Monday, August 16, 2010

Excessive and instant gratification and the rise of ADHD

The last fifty years have been decades of unprecedented prosperity. This has had a profound effect on the way we are bringing up children. Our children are growing up in homes where they are constantly placated and amused. Whenever some situation ceases to provide them satisfaction and they feel bored they can instantly go to something else on their PlayStation, computer, television, or just phone a friend or text him. Their every need is instantly acknowledged and fulfilled.
This state of affairs is perhaps at least partially responsible for the explosive rise in the incidence of ADHD. I see an intimate connection between instant gratification which has become the norm in bringing up children in today's culture and the proliferation of the disorder of Attention.
Obtaining constant success through their endless toys they develop a very high rate of dopamine secretion and a mental makeup that seeks pleasure continuously and instantly. When such children attend classrooms and have to learn tasks that are rarely a matter of instant gratification they quickly lose interest and attention.
A child who grows up in a culture of instant gratification is used to getting immediate success. If one toy ceases to give pleasure his modus operandi has been to move on to the next one. If one show on television does not keep him amused he changes the channel. His video games have allowed endless shooting of the bad guys and therefore quick successions of dopamine secretion.
Tasks required at school are neither highly rewarding, at least not immediately, nor do the rewards occur
 frequently. One must go through a number of stages of hard work before attaining success. Consequently, the secretion of dopamine, the reward neurotransmitter, does not happen that readily. The task has to be painfully mastered before pleasure happens. The child who has grown up in a culture of instant gratification loses interest quickly at hard tasks that school demands and starts daydreaming of scenarios that promise instant pleasure. He is also fidgety because in his unconscious he is conjuring up scenes where he would rather be instead of where he is at the moment. His body, without his conscious knowledge, squirms, and moves to get out of his seat. This is the "hyper" part of ADHD.
If a child comes from a background where taking on the challenge of hard tasks is considered worthwhile because there is a big reward at the end, in other words where there is a great desire in the child, constitutionally or because of upbringing, to please parents and teachers, he may overcome this need for instant gratification. Otherwise, he starts developing defiant attitude towards authority if they keep on pressuring him to pay attention to the task at hand rather than daydream. This is the oppositional defiant aspect of ADHD.
Of course, there is also another very important factor in the cause of oppositional defiance of ADHD children. When a child goes to school and finds that other children perform better because they can pay attention to what is being taught while he cannot - the same humiliation also in all likelihood occurs at home where siblings without ADHD do better than him - revengeful rage is generated. This rage finds expression in defiance, failure to perform tasks, stubbornness, arguing, and doing just the opposite of what is demanded. Later, obsessional defenses emerge to control this rage.
Dopaminergic drugs work by keeping a constantly high level of dopaminergic activity. This removes from the child the motivation to be some other place doing tasks that will boost up his dopamine secretion. Since it is already artificially high from the dopamine pills the child does not have to daydream nor fidget to be "elsewhere" where there is better promise for immediate gratification. This enables him to pay attention to what is being taught.
Also, the function of dopamine is not so much to give pleasure as to use the generation of pleasure as the stepping stone to pay attention. Whatever situation gives us pleasure we learn to focus upon it.   The high rate of dopamine activity brought on by the dopaminergic neurotransmission enhancing drug gives the illusion to the ADHD afflicted child that what is being taught is what is giving pleasure/satisfaction, so he focuses upon whatever is happening right then and there instead of his attention to wander away into his fantasies.

1 comment:

  1. I never looked at ADHD in this way. I definitely agree with your ideas in this article.

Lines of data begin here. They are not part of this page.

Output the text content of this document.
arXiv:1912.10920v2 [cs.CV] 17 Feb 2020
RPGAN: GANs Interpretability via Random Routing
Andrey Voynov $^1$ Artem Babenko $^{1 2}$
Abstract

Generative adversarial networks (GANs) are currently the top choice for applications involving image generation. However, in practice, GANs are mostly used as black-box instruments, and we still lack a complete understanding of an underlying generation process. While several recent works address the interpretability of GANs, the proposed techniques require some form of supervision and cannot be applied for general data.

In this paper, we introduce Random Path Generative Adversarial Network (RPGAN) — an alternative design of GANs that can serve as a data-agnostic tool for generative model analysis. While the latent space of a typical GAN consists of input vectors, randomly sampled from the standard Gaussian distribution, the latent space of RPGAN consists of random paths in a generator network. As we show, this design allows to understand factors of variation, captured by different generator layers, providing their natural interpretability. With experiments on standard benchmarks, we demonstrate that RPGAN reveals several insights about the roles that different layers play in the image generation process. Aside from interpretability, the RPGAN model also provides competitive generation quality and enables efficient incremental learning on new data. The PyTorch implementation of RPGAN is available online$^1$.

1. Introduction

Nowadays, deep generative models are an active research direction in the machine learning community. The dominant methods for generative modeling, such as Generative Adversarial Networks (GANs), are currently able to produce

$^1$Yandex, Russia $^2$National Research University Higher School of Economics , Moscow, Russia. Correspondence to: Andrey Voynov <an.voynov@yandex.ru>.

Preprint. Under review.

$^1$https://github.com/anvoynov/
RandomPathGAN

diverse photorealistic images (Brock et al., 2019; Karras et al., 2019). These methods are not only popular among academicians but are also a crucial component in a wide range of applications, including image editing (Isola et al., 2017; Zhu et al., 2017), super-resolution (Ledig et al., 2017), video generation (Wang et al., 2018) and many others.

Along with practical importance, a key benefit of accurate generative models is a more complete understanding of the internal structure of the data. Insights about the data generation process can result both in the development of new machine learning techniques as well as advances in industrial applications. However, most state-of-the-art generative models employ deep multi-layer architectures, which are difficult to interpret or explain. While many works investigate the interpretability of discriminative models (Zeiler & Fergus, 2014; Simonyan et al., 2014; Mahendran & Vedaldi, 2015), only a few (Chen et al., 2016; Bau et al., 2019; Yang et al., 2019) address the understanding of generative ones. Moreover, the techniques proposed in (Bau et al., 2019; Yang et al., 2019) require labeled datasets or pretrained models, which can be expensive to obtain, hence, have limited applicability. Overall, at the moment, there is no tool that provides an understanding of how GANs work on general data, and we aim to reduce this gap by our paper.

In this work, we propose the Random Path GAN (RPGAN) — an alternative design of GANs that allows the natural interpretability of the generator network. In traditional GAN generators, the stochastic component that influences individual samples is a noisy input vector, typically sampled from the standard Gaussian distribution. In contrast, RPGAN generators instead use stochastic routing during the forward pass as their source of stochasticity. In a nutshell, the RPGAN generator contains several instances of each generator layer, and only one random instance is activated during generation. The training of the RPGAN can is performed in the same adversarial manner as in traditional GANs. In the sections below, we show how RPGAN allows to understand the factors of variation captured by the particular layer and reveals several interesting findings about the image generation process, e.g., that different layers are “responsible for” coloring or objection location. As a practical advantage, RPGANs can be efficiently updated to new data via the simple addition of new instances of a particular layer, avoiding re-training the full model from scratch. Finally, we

    Also, I think it is nice to keep in mind that our brains were used for tens of thousands of years for activities that you see modern day monkeys participating in.

    Our brains were most active when we were climbing, running through wild terrain, smelling everything carefully, wrestling, and throwing poop.

    Maybe we are most happy when our brains are stimulated in those manners, and sitting in a desk reading paper and chalk boards for 8 hours just doesn't completely cut it.

    Maybe the rise in ADHD can also be attributed to the fact that there aren't enough ways to use our bodies and brains like they once were, so we resort to video games, and television, for our "entertainment," as you said.

    I do like complex thinking like this though, and being able to share the complex thoughts..... but I have some poo to fling at my teachers right now though. be back later.